Playlista z wszystkimi wersjami audio artykułów
„Kobiecość jest mądrością. Taką, która wie, jak działać roztropnie. Jest takim czułym kobiecym sprytem, który nie chce zranić, lecz dąży ku wspólnemu dobru (patrz: Maryja na weselu w Kanie). Z drugiej strony nie da się kobiecości sprowadzić do jakiejś jednej gotowej definicji.”
„Tylko się mną zachwycasz!”
Jeden z najpiękniejszych, nieoczywistych momentów w ciągu dnia to ten, kiedy udaje mi się obudzić nieco wcześniej.

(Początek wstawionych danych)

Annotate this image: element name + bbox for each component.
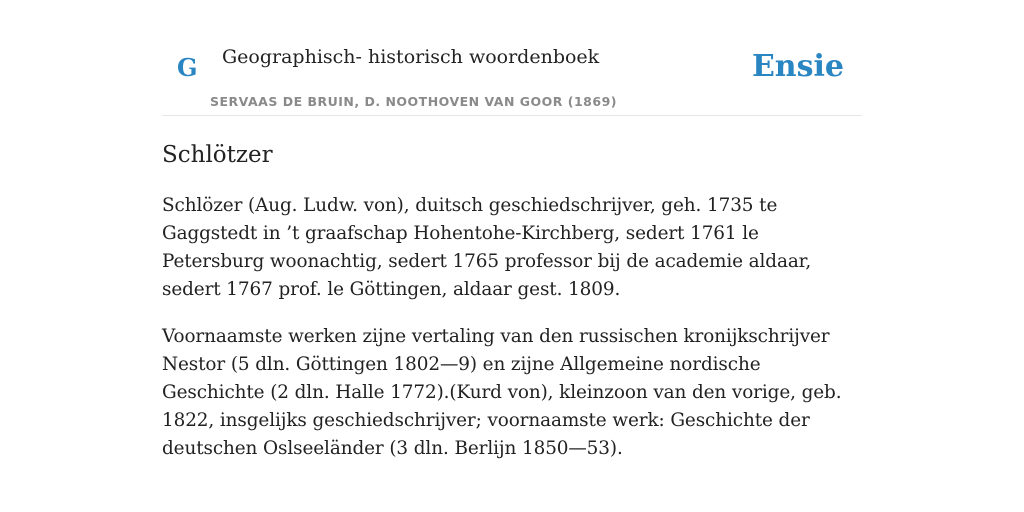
- dictionary-logo-icon[interactable]: G: [177, 53, 198, 82]
- ensie-logo[interactable]: Ensie: [751, 49, 844, 84]
- entry-title: Schlötzer: [162, 142, 273, 168]
- entry-paragraph: Voornaamste werken zijne vertaling van den russischen kronijkschrijver Nestor (5 dln. Göttingen 1802—9) en zijne Allgemeine nordische Geschichte (2 dln. Halle 1772).(Kurd von), kleinzoon van den vorige, geb. 1822, insgelijks geschiedschrijver; voornaamste werk: Geschichte der deutschen Oslseeländer (3 dln. Berlijn 1850—53).: [162, 326, 842, 459]
- entry-paragraph: Schlözer (Aug. Ludw. von), duitsch geschiedschrijver, geh. 1735 te Gaggstedt in ’t graafschap Hohentohe-Kirchberg, sedert 1761 le Petersburg woonachtig, sedert 1765 professor bij de academie aldaar, sedert 1767 prof. le Göttingen, aldaar gest. 1809.: [162, 195, 812, 300]
- entry-article: [162, 140, 862, 482]
- page-header: [162, 0, 862, 116]
- dictionary-title[interactable]: Geographisch- historisch woordenboek: [222, 46, 600, 68]
- dictionary-authors: SERVAAS DE BRUIN, D. NOOTHOVEN VAN GOOR (1869): [210, 94, 617, 109]
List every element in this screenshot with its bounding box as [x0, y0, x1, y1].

Uchylam sobie jedno oko, potem drugie i spokojnie kontempluję sobie piękno mojej żony. Ale zwykle jest tak, że ona już wie – uchyla jedno oko, uśmiecha się do mnie promiennie i pyta: „Już się wyspałeś?”. Nigdy nie zrozumiem, jak ona to robi, skąd wie, że ja już nie śpię. Wie i tyle. Wtedy wstaję, parzę pierwszą kawę, i jeśli dzieci jeszcze nie wstaną, zaczynamy rozmowę. Czasem jest tak, że ona mówi, a ja sobie patrzę. I kiedy nie potrafię ukryć zachwytu, czasem mnie karci: „Bo ty w ogóle mnie nie słuchasz, tylko się mną zachwycasz!” No nic na to nie poradzę, że jest taka zachwycająca, choć czasem i wkurza, i irytuje, i powie o słowo za dużo – jak to w związkach bywa.
O co chodzi z tą kobiecością?
Mężczyźni są z Marsa, a kobiety z Wenus. Mężczyźni widzą las, kobiety – gałązki i listki. Kobiety dają życie, mężczyźni mają je chronić i oddawać swoje – w razie potrzeby. To taki gotowy gorset kilku banałów, które oswajają poczucie głębokiej inności, która nas dzieli. Nas, czyli mężczyzn i kobiety.
Pamiętam z dzieciństwa taki wierszyk o chłopczyku, który zgubił się na lotnisku i szuka mamy i taty. Tłumaczy przechodniom, że mamę i tatę łatwo zauważyć w tłumie, bo „moja mama jest piękna i dobra, a mój tata mądry i silny”. Już wtedy jakoś odczuwałem, że wierszyk, mimo całej swej słuszności, jakoś trąci fałszem, bo np. mądrość jest moim zdaniem bardziej atrybutem kobiecości. Zwłaszcza ten rodzaj mądrości, którego nie uczą na żadnych uniwersytetach.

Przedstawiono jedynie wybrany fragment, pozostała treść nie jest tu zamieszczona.